Dunn’s static walk rate (between 16 and 17 percent from ’03 to ’07 with a spike last summer to 19 percent) means his OBP is similarly consistent. However, teams don’t sign guys like Dunn because he can get on base. They sign him because he can mash. As his ISO chart from FanGraphs illustrates, his power has hardly deviated over the years. Maybe that’s because he’s bombed exactly 40 home runs for four consecutive seasons.
According to the Baseball Reference similarity scores, his two closest comps through age 28 are Darryl Strawberry and Jose Canseco. Forget about the issues that surrounded those two off the field. At similar points of their careers, they were superstars who were making a beeline for Cooperstown. Of course, plenty happened between their age 28 seasons and the end of their careers to derail them, but the point is those two were considered among the finest in the game at that stage in their career.

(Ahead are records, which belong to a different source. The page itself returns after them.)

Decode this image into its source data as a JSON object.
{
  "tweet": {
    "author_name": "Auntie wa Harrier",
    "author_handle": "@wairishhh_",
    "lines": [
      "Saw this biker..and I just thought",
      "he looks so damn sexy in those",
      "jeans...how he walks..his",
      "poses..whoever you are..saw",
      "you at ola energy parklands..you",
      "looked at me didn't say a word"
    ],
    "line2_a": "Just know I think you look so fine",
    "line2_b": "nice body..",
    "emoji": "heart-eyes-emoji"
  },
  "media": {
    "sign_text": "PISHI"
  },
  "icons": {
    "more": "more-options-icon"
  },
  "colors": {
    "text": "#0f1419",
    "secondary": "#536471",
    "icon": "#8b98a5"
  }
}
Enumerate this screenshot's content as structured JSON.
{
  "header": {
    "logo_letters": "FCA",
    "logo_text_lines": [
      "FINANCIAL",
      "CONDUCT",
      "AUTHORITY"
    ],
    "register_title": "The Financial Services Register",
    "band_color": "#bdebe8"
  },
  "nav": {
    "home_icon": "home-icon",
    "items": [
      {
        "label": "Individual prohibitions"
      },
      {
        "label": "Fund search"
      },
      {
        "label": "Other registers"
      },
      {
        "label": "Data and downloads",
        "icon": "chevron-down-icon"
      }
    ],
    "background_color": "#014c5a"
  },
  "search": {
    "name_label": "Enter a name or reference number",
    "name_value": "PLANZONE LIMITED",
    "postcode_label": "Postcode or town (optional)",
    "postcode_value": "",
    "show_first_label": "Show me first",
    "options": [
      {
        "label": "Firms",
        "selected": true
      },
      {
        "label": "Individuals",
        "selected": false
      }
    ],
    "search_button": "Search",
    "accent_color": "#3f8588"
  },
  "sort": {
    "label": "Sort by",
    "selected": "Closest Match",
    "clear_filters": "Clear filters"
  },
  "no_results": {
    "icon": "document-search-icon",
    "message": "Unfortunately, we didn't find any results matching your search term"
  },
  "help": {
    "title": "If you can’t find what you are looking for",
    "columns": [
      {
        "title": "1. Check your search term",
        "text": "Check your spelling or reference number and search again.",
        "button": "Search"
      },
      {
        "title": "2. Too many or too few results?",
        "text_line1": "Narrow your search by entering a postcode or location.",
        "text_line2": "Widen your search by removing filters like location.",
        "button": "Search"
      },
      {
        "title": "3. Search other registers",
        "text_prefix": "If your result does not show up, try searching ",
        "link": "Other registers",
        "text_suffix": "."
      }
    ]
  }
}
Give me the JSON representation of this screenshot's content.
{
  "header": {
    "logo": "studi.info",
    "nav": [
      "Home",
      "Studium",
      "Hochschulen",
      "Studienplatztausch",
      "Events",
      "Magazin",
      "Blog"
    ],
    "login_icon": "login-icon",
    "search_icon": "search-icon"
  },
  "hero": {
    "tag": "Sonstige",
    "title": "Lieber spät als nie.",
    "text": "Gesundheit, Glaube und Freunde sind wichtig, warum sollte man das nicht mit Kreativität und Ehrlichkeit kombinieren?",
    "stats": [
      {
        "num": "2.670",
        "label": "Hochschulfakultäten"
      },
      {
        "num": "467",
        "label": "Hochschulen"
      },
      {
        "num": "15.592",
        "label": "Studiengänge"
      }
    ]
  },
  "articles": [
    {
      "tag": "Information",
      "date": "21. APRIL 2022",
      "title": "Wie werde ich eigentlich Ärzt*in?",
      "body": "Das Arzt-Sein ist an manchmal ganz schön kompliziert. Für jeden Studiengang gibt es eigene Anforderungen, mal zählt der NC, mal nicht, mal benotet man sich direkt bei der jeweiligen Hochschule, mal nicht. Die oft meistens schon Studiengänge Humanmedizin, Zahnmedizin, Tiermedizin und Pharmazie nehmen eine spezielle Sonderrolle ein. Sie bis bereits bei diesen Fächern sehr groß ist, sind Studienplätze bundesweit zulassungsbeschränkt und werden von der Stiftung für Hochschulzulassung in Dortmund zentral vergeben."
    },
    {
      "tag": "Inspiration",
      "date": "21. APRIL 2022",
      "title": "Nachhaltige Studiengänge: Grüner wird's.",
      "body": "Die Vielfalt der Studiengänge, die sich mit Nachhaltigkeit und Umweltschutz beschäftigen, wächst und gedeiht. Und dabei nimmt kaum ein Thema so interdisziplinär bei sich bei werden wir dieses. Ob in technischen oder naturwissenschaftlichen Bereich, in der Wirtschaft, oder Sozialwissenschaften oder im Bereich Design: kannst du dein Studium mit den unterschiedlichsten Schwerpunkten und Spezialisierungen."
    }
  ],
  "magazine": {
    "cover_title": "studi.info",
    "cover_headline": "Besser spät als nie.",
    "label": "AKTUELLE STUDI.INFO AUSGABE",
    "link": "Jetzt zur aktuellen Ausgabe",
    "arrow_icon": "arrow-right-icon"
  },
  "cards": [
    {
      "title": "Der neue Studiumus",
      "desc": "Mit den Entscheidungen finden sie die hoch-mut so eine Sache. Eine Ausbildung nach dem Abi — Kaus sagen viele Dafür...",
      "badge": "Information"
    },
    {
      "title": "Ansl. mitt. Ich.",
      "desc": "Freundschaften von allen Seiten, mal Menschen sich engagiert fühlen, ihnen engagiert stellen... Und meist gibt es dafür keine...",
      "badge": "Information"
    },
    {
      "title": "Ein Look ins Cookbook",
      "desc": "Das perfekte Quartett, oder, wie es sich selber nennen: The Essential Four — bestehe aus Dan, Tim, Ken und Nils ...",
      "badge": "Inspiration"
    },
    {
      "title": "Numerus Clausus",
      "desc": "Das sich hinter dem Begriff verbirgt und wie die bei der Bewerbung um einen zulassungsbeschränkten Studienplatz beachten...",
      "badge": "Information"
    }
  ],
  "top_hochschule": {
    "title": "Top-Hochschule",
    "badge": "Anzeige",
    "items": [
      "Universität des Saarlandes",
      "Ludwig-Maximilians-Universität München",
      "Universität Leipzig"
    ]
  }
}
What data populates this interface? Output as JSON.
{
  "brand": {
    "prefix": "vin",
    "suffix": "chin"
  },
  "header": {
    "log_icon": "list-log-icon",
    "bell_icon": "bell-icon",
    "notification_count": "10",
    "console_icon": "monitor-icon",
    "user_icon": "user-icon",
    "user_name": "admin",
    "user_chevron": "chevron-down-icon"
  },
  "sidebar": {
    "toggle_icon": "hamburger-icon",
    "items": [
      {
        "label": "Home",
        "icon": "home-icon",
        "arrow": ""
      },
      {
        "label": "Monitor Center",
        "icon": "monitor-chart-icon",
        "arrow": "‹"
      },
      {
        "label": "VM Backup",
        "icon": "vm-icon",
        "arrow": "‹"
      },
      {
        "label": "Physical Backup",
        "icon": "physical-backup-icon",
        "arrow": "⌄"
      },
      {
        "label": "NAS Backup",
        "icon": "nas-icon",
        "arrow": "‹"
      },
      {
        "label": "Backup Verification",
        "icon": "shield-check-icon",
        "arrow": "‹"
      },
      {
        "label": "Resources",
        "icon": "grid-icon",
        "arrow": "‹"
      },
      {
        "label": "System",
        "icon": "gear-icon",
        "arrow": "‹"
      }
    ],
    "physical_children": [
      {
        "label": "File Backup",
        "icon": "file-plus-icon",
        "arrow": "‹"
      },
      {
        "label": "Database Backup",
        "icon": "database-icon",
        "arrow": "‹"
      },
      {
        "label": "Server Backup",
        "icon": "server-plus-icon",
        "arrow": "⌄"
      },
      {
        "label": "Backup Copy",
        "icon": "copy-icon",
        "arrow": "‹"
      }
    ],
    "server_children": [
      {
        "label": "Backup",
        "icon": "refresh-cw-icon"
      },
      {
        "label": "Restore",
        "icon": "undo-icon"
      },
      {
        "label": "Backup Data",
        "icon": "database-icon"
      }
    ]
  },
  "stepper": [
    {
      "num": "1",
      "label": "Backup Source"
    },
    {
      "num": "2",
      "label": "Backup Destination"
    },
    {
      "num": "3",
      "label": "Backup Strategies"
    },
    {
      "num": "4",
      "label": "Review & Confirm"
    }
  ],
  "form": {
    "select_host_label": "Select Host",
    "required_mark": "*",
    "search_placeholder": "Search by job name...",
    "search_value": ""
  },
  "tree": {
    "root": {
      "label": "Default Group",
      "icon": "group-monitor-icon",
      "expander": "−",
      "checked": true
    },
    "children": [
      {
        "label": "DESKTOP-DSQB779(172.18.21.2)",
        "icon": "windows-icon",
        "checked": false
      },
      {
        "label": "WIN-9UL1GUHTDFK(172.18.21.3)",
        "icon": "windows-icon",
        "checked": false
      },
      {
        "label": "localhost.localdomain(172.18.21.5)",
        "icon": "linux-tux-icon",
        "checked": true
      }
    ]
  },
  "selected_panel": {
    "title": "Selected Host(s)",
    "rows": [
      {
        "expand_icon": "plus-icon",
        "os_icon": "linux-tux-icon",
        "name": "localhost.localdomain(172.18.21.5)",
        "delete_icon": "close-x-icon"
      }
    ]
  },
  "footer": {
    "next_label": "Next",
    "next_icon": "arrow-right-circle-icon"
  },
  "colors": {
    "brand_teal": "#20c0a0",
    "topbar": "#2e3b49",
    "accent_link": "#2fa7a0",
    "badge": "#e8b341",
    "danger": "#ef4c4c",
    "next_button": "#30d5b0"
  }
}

Dunn’s other comparable players are Harmon Killebrew, Rocky Colavito and Reggie Jackson. That’s not to say Dunn is a Hall of Famer. But he is certainly a guy who can help a team offensively. (We’re generous and will leave his glove out of this discussion.)
Even in a time when clubs are suddenly beginning to pinch pennies, it’s difficult to understand why someone wouldn’t step forward to claim Dunn. Maybe it’s because he has no chance to win the TTO title as long as the next guy is around.
1. Jack Cust
598 PA, 33 HR, 197 SO, 111 BB
TTO% – 57%
Cust is a Three True Outcomes monster. His lofty percentage in 2008 was actually lower than his 2007 rate of 58.2 percent, which was the highest TTO percentage going back to the start of the expansion era.
He’s unique to this list in that he hits more ground balls than fly balls. His career GB/FB ratio of 1.15 skews more to the ground ball side than anyone else featured here. Most of those ground balls are ripped to the right side of the infield. Looking at his spray chart, the ideal “Cust Shift” would employ three infielders positioned between first and second along with four outfielders spread out softball-style. While Cust pulls nearly all of his ground balls, he hits for power to all fields.
Cust has become the poster boy for the argument that batting average matters only when you’re playing fantasy baseball. His .375 OBP ranked him 11th in the American League and his nearly 150 point discrepancy between his batting average and on-base percentage was by far the highest in the league. He scored only 77 runs, in part because he was part of an Oakland lineup that finished dead last in OBP (.318) and slugging percentage (.369). Imagine what that lineup would have hit without Cust.